Il se dit qu’il était inutile d’évoquer le passé et que Miguel et Alba étaient bien trop jeunes pour comprendre cette sensation de perte irrémédiable qu’il éprouvait à cet instant. D’un trait de plume venait d’être biffée l’image de la gitane qu’il avait gardée toutes ces années au fond de son cœur, seul et unique amour dans la solitude de sa destinée. Il aida Miguel à allonger la femme sur le canapé qui lui tenait lieu de lit et cala l’oreiller sous la tête. Amanda referma les pans de son peignoir à deux mains, elle se débattait faiblement, bredouillant des phrases sans queue ni tête. Elle était secouée de tremblements convulsifs et haletait comme un chien qui n’en peut plus. Alba la contempla, horrifiée, et ce n’est qu’une fois Amanda couchée, paisible, les yeux clos, qu’elle reconnut la femme qui souriait sur la petite photo que Miguel portait toujours sur lui dans son portefeuille. Jaime lui parla d’une voix qui lui était inhabituelle et parvint peu à peu à la tranquilliser, il la caressa à petits gestes tendres et paternels, pareils à ceux dont il flattait parfois les animaux, si bien que la malade se détendit et le laissa remonter les manches de son vieux peignoir chinois. Ses bras décharnés apparurent et Alba constata qu’elle portait des milliers de minuscules cicatrices, de traces de piqûres, certaines infectées et suppurantes. Puis Jaime découvrit ses jambes : pareillement torturées étaient ses cuisses. Jaime la considéra avec une profonde tristesse, se représentant la détresse, les années de misère, les amours avortées, tout le terrible chemin qu’avait parcouru cette femme pour en arriver à ce point de désespoir où elle se trouvait.
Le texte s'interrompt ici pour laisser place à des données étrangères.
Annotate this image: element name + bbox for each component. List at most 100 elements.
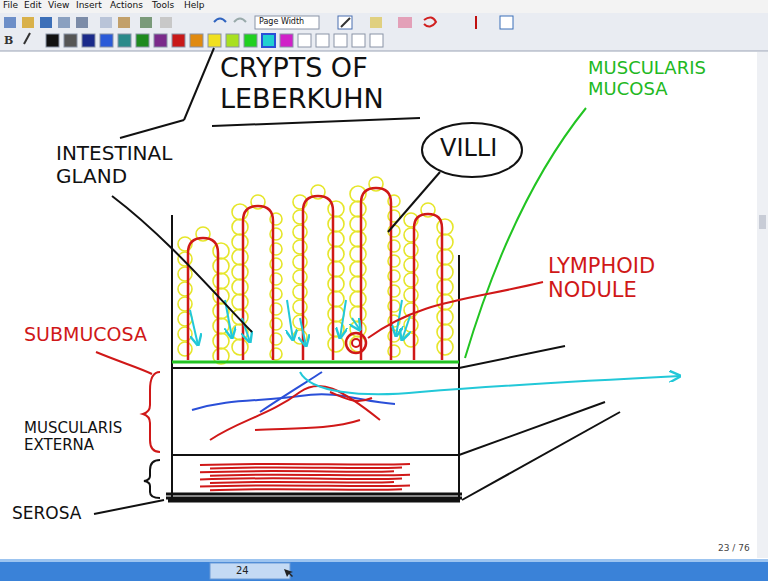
nodule-center: [352, 339, 360, 347]
horizontal-scrollbar: [0, 559, 768, 581]
palette-swatch: [280, 34, 293, 47]
epithelial-cell: [328, 306, 344, 322]
muscle-fibre: [210, 489, 402, 490]
epithelial-cell: [178, 282, 192, 296]
villus: [188, 238, 218, 360]
epithelial-cell: [293, 285, 307, 299]
epithelial-cell: [350, 291, 366, 307]
epithelial-cell: [232, 264, 248, 280]
palette-swatch: [352, 34, 365, 47]
palette-swatch: [46, 34, 59, 47]
bold-icon: B: [4, 34, 13, 47]
pen-tool: [338, 16, 352, 29]
epithelial-cell: [350, 276, 366, 292]
epithelial-cell: [213, 318, 229, 334]
epithelial-cell: [178, 267, 192, 281]
menu-item: Tools: [152, 0, 174, 10]
palette-swatch: [100, 34, 113, 47]
leader-line: [388, 172, 440, 232]
page-number: 24: [236, 565, 249, 577]
epithelial-cell: [293, 300, 307, 314]
epithelial-cell: [404, 273, 418, 287]
crypt-arrow: [300, 318, 306, 346]
epithelial-cell: [437, 249, 453, 265]
villus: [361, 188, 391, 360]
menu-item: Actions: [110, 0, 143, 10]
tool-icon: [58, 17, 70, 28]
serosa-layer: [166, 494, 462, 501]
leader-line: [368, 282, 543, 338]
toolbar-icons: B: [4, 16, 513, 47]
label-underline: [212, 118, 420, 126]
epithelial-cell: [178, 252, 192, 266]
palette-swatch: [298, 34, 311, 47]
zoom-value: Page Width: [259, 17, 304, 26]
epithelial-cell: [437, 339, 453, 355]
undo-icon: [214, 19, 226, 23]
epithelial-cell: [404, 288, 418, 302]
crypt-arrow: [402, 316, 410, 340]
epithelial-cell: [213, 258, 229, 274]
page-thumb: [210, 563, 290, 579]
epithelial-cell: [350, 216, 366, 232]
palette-swatch: [136, 34, 149, 47]
block-side-edge: [459, 402, 605, 455]
muscle-fibre: [210, 475, 410, 476]
highlighter-icon: [370, 17, 382, 28]
color-palette: [46, 34, 383, 47]
palette-swatch: [208, 34, 221, 47]
palette-swatch: [154, 34, 167, 47]
tool-icon: [118, 17, 130, 28]
lymphoid-nodule: [346, 333, 366, 353]
epithelial-cell: [328, 261, 344, 277]
scrollbar-edge: [0, 559, 768, 562]
muscle-fibre: [210, 467, 402, 468]
tool-icon: [4, 17, 16, 28]
epithelial-cell: [178, 327, 192, 341]
epithelial-cell: [293, 255, 307, 269]
epithelial-cell: [178, 342, 192, 356]
epithelial-cell: [437, 279, 453, 295]
palette-swatch: [172, 34, 185, 47]
tool-icon: [100, 17, 112, 28]
palette-swatch: [370, 34, 383, 47]
epithelial-cell: [328, 291, 344, 307]
palette-swatch: [244, 34, 257, 47]
layer-label: SEROSA: [12, 504, 81, 524]
label-circle: [422, 123, 522, 177]
toolbar: [0, 13, 768, 51]
epithelial-cell: [213, 333, 229, 349]
crypt-arrows: [190, 300, 410, 346]
tool-icon: [140, 17, 152, 28]
villus: [414, 214, 442, 360]
menu-item: Edit: [24, 0, 41, 10]
leader-line: [94, 500, 164, 514]
crypt-arrow: [287, 300, 293, 340]
epithelial-cell: [293, 210, 307, 224]
villus: [303, 196, 333, 360]
menu-item: File: [3, 0, 18, 10]
epithelial-cell: [213, 288, 229, 304]
redo-icon: [234, 19, 246, 23]
muscle-fibre: [200, 485, 410, 486]
menu-item: Help: [184, 0, 205, 10]
epithelial-cell: [437, 219, 453, 235]
muscle-fibre: [200, 471, 394, 472]
scroll-thumb: [759, 215, 766, 229]
palette-swatch: [334, 34, 347, 47]
palette-swatch: [316, 34, 329, 47]
structure-label: MUSCULARIS MUCOSA: [588, 58, 760, 99]
villus: [243, 206, 273, 360]
epithelial-cell: [350, 231, 366, 247]
muscle-fibres: [200, 464, 410, 490]
epithelial-cell: [328, 231, 344, 247]
eraser-icon: [398, 17, 412, 28]
epithelial-cell: [404, 333, 418, 347]
block-left-edge: [171, 215, 173, 500]
layer-label: MUSCULARIS EXTERNA: [24, 420, 146, 455]
epithelial-cell: [232, 294, 248, 310]
italic-icon: [24, 33, 30, 44]
menu-item: View: [48, 0, 69, 10]
tool-icon: [22, 17, 34, 28]
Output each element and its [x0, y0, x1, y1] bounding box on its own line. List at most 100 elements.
Il se remémora en pleine jeunesse, quand elle le faisait chavirer par les virevoltes de sa chevelure, le brelin-brelant de sa verroterie, son rire de clarine, la candeur avec laquelle elle embrassait les idées les plus loufoques et poursuivait ses chimères. Il se maudit de l’avoir laissée partir, pour tout ce temps perdu pour l’un comme pour l’autre.

— Il faut l’hospitaliser, dit-il. Seule une cure de désintoxication pourra la sauver. Puis il ajouta : Elle va beaucoup souffrir.